Yeah, I think one thing that I don’t want people to misunderstand, okay. And that is, people will use the word depression in everyday language to describe unhappiness. And that is different than when in mental health, we use the diagnosis of major depressive disorder. Okay. And most people with major depressive disorder, struggle with an awareness that they have that I will never forget, I saw a patient several years ago. And she was profoundly depressed. There was a speech latency. So you’d ask a question, and it would take her about 10 seconds to kind of sum up the energy to even say the words, she was suicidal and couldn’t focus and had no energy was sleeping like 20 hours a day, I mean, bedridden depression, and I got done with the interview.
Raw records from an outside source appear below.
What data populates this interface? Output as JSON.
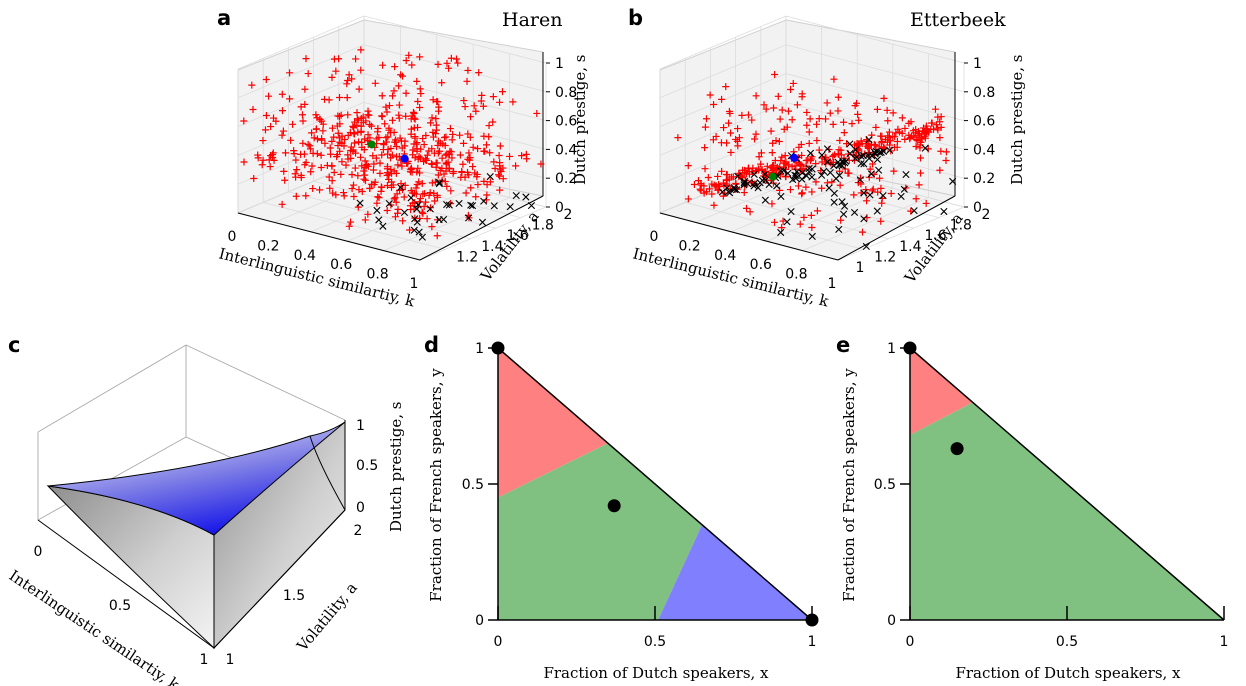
{
  "panels": {
    "a": {
      "letter": "a",
      "title": "Haren"
    },
    "b": {
      "letter": "b",
      "title": "Etterbeek"
    },
    "c": {
      "letter": "c"
    },
    "d": {
      "letter": "d"
    },
    "e": {
      "letter": "e"
    }
  },
  "chart_data": [
    {
      "panel": "a",
      "type": "scatter",
      "title": "Haren",
      "xlabel": "Interlinguistic similartiy, k",
      "ylabel": "Volatility, a",
      "zlabel": "Dutch prestige, s",
      "x_ticks": [
        "0",
        "0.2",
        "0.4",
        "0.6",
        "0.8",
        "1"
      ],
      "y_ticks": [
        "1.2",
        "1.4",
        "1.6",
        "1.8",
        "2"
      ],
      "z_ticks": [
        "0",
        "0.2",
        "0.4",
        "0.6",
        "0.8",
        "1"
      ],
      "xlim": [
        0,
        1
      ],
      "ylim": [
        1,
        2
      ],
      "zlim": [
        0,
        1
      ],
      "series": [
        {
          "marker": "+",
          "color": "#ff0000",
          "count": 540
        },
        {
          "marker": "x",
          "color": "#000000",
          "count": 34
        },
        {
          "marker": "o",
          "color": "#0000ff",
          "points": [
            [
              0.5,
              1.6,
              0.32
            ]
          ]
        },
        {
          "marker": "o",
          "color": "#008000",
          "points": [
            [
              0.25,
              1.7,
              0.3
            ]
          ]
        }
      ]
    },
    {
      "panel": "b",
      "type": "scatter",
      "title": "Etterbeek",
      "xlabel": "Interlinguistic similartiy, k",
      "ylabel": "Volatility, a",
      "zlabel": "Dutch prestige, s",
      "x_ticks": [
        "0",
        "0.2",
        "0.4",
        "0.6",
        "0.8",
        "1"
      ],
      "y_ticks": [
        "1",
        "1.2",
        "1.4",
        "1.6",
        "1.8",
        "2"
      ],
      "z_ticks": [
        "0",
        "0.2",
        "0.4",
        "0.6",
        "0.8",
        "1"
      ],
      "xlim": [
        0,
        1
      ],
      "ylim": [
        1,
        2
      ],
      "zlim": [
        0,
        1
      ],
      "series": [
        {
          "marker": "+",
          "color": "#ff0000",
          "count": 430
        },
        {
          "marker": "x",
          "color": "#000000",
          "count": 110
        },
        {
          "marker": "o",
          "color": "#0000ff",
          "points": [
            [
              0.4,
              1.5,
              0.33
            ]
          ]
        },
        {
          "marker": "o",
          "color": "#008000",
          "points": [
            [
              0.35,
              1.4,
              0.22
            ]
          ]
        }
      ]
    },
    {
      "panel": "c",
      "type": "area",
      "xlabel": "Interlinguistic similartiy, k",
      "ylabel": "Volatility, a",
      "zlabel": "Dutch prestige, s",
      "x_ticks": [
        "0",
        "0.5",
        "1"
      ],
      "y_ticks": [
        "1",
        "1.5",
        "2"
      ],
      "z_ticks": [
        "0",
        "0.5",
        "1"
      ],
      "xlim": [
        0,
        1
      ],
      "ylim": [
        1,
        2
      ],
      "zlim": [
        0,
        1
      ],
      "surfaces": [
        {
          "color": "#0000ff",
          "name": ""
        },
        {
          "color": "#b4b4b4",
          "name": ""
        }
      ]
    },
    {
      "panel": "d",
      "type": "area",
      "xlabel": "Fraction of Dutch speakers, x",
      "ylabel": "Fraction of French speakers, y",
      "x_ticks": [
        "0",
        "0.5",
        "1"
      ],
      "y_ticks": [
        "0",
        "0.5",
        "1"
      ],
      "xlim": [
        0,
        1
      ],
      "ylim": [
        0,
        1
      ],
      "regions": [
        {
          "color": "#ff8080",
          "polygon": [
            [
              0,
              1
            ],
            [
              0,
              0.45
            ],
            [
              0.35,
              0.65
            ]
          ]
        },
        {
          "color": "#80c080",
          "polygon": [
            [
              0,
              0.45
            ],
            [
              0.35,
              0.65
            ],
            [
              0.65,
              0.35
            ],
            [
              0.51,
              0
            ],
            [
              0,
              0
            ]
          ]
        },
        {
          "color": "#8080ff",
          "polygon": [
            [
              0.65,
              0.35
            ],
            [
              1,
              0
            ],
            [
              0.51,
              0
            ]
          ]
        }
      ],
      "points": [
        [
          0,
          1
        ],
        [
          1,
          0
        ],
        [
          0.37,
          0.42
        ]
      ]
    },
    {
      "panel": "e",
      "type": "area",
      "xlabel": "Fraction of Dutch speakers, x",
      "ylabel": "Fraction of French speakers, y",
      "x_ticks": [
        "0",
        "0.5",
        "1"
      ],
      "y_ticks": [
        "0",
        "0.5",
        "1"
      ],
      "xlim": [
        0,
        1
      ],
      "ylim": [
        0,
        1
      ],
      "regions": [
        {
          "color": "#ff8080",
          "polygon": [
            [
              0,
              1
            ],
            [
              0,
              0.68
            ],
            [
              0.2,
              0.8
            ]
          ]
        },
        {
          "color": "#80c080",
          "polygon": [
            [
              0,
              0.68
            ],
            [
              0.2,
              0.8
            ],
            [
              1,
              0
            ],
            [
              0,
              0
            ]
          ]
        }
      ],
      "points": [
        [
          0,
          1
        ],
        [
          0.15,
          0.63
        ]
      ]
    }
  ]
}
And I said, Well, here’s what we’re going to do, and to try to get you feeling better. And she said, Do you really think I’m depressed? And I remember just being taken aback at the time, like, yeah, like you could like on the outside, you could not be more depressed, right? But in her world, there was this ambivalence of is it really that bad? So I would encourage folks, it is far better to go see your primary care or behavioral health specialists and have them say, you know, I think you’re having an adjustment reaction to a difficult circumstance, I think you’re having, you know, normal grief and loss because you lost your pet, okay, then to not go at all and miss a medical diagnosis that will decrease your life expectancy, impact those around, you decrease your functioning, and really keep you from being the person that you’re meant to be by overshadowing it with this constant veil of unhappiness.

Joe Clements 

So, I think that’s a good place to leave this episode on depression, I think we covered a lot. So next couple of episodes are going to be talk therapy. I think it’ll surprise most people how often talk therapy doesn’t work. And then also anti depressants, how often those don’t work. And that’ll be the third episode. Here is the anti depressive episode. So any thing else before we wrap up here?

Dr. Grammer 

Yeah, I want to encourage our listeners to really make sure you listen into those other episodes, because we’re going to get into some specifics on the way people treat depression now and then even further down the road. We’re going to talk more about kind of new emerging treatments for depression, like ketamine or spravato, or magic mushrooms and things like that. And I think people will be very surprised to find that the treatment options out there for folks are much broader, much greater and much more varied than maybe they had been previously led to believe.

Joe Clements 

Excellent. All right. Well, looking forward to the next few episodes.